If even BP’s backup plans fail, it would cause a pollution disaster "heretofore unseen by humanity," said one expert.
It is this rapidly accelerating realization that is giving BP’s attempt Wednesday to cap the well new political and environmental urgency.
The worst-case scenario is hoped and believed to be a continued flow of 5,000 barrels per day, and by some estimates vastly more, until August, when BP completes “relief wells” to intercept the damaged well.
But, experts say, there are no sure things when operating equipment a mile under the water and 13,000 feet below the ocean floor.
Professor Tad Patzek, who heads the Department of Petroleum and Geosystems Engineering at the University of Texas-Austin, gives the relief well a 90 percent chance of success.
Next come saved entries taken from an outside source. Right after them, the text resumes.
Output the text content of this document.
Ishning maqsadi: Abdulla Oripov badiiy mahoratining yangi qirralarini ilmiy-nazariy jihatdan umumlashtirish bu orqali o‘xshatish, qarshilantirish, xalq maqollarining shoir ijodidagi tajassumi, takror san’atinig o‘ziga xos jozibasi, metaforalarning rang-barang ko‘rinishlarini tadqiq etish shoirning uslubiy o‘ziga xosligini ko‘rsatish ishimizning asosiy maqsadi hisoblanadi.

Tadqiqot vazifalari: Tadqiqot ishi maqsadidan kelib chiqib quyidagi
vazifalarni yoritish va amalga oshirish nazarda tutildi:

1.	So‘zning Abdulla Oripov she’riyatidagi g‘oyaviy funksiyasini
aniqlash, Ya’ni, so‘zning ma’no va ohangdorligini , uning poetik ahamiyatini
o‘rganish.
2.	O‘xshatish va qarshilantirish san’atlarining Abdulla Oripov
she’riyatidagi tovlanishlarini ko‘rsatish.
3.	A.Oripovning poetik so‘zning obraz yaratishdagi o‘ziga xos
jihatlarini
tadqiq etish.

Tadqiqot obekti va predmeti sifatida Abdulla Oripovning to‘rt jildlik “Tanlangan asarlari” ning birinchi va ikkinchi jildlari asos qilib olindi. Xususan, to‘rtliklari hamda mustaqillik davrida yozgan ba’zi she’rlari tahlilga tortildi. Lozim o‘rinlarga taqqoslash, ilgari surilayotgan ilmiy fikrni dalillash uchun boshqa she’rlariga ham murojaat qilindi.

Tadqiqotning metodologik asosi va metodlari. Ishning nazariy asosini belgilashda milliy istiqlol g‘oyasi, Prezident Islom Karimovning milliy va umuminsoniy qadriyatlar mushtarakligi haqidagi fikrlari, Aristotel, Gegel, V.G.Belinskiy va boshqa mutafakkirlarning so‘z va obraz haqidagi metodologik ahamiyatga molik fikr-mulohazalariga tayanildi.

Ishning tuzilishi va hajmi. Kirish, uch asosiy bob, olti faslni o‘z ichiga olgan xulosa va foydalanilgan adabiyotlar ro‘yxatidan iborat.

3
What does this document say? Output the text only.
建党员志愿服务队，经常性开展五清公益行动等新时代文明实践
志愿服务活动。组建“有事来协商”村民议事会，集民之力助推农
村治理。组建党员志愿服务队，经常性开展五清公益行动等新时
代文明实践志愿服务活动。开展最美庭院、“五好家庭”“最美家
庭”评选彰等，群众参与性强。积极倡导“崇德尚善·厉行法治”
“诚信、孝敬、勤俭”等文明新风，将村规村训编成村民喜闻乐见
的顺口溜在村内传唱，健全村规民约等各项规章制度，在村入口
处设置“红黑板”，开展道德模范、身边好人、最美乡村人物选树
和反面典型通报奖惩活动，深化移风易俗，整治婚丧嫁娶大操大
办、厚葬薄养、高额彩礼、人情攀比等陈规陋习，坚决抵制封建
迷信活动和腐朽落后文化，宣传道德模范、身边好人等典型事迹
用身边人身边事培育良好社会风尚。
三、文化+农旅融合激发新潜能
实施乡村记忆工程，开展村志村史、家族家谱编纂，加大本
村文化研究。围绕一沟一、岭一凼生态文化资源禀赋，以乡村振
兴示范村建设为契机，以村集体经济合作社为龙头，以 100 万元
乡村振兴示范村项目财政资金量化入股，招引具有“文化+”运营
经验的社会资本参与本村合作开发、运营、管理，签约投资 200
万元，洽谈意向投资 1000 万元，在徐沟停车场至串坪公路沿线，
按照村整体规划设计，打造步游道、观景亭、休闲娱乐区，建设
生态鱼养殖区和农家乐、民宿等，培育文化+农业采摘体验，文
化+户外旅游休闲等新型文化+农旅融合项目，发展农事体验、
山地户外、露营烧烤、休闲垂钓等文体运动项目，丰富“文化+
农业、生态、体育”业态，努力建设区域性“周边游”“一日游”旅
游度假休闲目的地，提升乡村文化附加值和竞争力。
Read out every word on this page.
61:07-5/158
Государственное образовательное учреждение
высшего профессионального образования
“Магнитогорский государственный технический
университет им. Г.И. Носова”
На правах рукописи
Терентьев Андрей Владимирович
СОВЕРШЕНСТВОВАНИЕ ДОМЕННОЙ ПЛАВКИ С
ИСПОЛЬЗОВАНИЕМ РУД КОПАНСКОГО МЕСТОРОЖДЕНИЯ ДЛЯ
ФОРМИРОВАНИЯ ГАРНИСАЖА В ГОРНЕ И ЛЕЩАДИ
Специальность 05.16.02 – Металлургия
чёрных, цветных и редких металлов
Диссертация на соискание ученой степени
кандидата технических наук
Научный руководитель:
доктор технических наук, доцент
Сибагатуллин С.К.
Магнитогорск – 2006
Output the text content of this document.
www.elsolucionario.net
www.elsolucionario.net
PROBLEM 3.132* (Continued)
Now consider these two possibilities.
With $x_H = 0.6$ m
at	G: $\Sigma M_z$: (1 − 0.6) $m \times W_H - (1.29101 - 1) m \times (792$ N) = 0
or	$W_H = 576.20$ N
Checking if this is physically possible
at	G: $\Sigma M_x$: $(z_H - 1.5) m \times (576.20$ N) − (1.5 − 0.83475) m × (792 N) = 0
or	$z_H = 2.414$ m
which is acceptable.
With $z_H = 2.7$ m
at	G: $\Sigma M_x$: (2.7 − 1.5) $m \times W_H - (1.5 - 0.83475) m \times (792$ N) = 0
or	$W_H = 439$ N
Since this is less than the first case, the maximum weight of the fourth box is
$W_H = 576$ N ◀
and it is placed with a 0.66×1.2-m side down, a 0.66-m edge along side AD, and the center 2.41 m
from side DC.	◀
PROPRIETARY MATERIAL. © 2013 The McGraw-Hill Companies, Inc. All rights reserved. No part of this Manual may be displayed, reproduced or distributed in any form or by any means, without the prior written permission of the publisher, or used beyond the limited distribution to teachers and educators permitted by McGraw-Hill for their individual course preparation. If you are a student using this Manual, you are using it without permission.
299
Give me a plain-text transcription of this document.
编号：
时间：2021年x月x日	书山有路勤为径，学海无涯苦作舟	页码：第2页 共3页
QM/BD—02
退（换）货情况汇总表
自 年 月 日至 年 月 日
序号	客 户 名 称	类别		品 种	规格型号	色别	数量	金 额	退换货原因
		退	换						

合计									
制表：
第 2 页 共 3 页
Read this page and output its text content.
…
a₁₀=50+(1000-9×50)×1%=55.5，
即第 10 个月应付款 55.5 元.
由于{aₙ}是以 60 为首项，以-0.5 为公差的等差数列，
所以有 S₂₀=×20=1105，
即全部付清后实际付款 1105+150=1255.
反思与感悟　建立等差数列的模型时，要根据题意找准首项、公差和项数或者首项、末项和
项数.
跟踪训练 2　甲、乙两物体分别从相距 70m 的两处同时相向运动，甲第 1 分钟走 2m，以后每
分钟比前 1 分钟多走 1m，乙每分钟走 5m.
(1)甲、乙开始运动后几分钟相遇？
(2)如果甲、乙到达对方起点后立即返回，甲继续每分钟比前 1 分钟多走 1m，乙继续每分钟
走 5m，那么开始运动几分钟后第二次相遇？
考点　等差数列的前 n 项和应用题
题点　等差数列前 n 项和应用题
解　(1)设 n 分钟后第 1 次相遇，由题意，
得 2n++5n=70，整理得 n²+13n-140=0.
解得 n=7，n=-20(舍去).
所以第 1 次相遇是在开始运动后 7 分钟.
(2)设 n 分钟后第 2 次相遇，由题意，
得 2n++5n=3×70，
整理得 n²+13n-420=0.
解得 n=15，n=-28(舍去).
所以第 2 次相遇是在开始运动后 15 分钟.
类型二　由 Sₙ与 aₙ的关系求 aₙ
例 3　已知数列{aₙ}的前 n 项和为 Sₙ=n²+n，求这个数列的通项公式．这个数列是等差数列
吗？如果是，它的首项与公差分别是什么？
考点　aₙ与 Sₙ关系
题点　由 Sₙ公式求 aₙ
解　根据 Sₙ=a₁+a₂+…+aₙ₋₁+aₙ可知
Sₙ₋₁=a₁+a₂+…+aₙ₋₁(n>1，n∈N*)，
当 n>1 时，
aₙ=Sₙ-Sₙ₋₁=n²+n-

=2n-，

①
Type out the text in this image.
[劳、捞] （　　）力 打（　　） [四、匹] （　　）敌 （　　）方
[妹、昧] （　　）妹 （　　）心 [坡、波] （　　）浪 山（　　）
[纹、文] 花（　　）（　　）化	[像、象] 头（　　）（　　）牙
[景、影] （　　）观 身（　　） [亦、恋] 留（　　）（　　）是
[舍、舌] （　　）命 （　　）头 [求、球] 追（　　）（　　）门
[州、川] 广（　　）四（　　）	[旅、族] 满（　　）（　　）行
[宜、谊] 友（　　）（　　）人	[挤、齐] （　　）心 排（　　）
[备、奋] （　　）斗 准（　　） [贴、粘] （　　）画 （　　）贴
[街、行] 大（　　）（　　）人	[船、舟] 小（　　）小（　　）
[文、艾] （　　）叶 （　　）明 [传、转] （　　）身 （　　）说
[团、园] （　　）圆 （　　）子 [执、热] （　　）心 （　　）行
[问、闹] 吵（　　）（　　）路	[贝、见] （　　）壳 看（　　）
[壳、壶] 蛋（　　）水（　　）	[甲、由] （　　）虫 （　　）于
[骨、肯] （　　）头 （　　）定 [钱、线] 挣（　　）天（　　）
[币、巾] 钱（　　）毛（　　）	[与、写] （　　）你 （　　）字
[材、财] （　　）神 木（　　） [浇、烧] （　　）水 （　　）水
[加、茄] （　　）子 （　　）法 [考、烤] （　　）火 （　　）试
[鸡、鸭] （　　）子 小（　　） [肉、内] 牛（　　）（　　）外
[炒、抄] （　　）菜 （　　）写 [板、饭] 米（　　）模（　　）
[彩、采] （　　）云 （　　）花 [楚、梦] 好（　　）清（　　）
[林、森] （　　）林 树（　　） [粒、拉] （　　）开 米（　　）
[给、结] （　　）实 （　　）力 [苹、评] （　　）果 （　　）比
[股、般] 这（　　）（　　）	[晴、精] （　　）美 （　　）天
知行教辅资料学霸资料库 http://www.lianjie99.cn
But he’d rather not consider the other 10 percent.
“As a petroleum professional, I don’t even admit the possibility that that might be possible,” he said when asked about a failure to stop the flow. “That would be an environmental disaster of a caliber that was heretofore unseen by humanity.”
Patzek estimates at least 20,000 barrels of oil and an equal amount of gas would flow daily for years from the reservoir, which he estimates to hold roughly 50 million to 100 million barrels.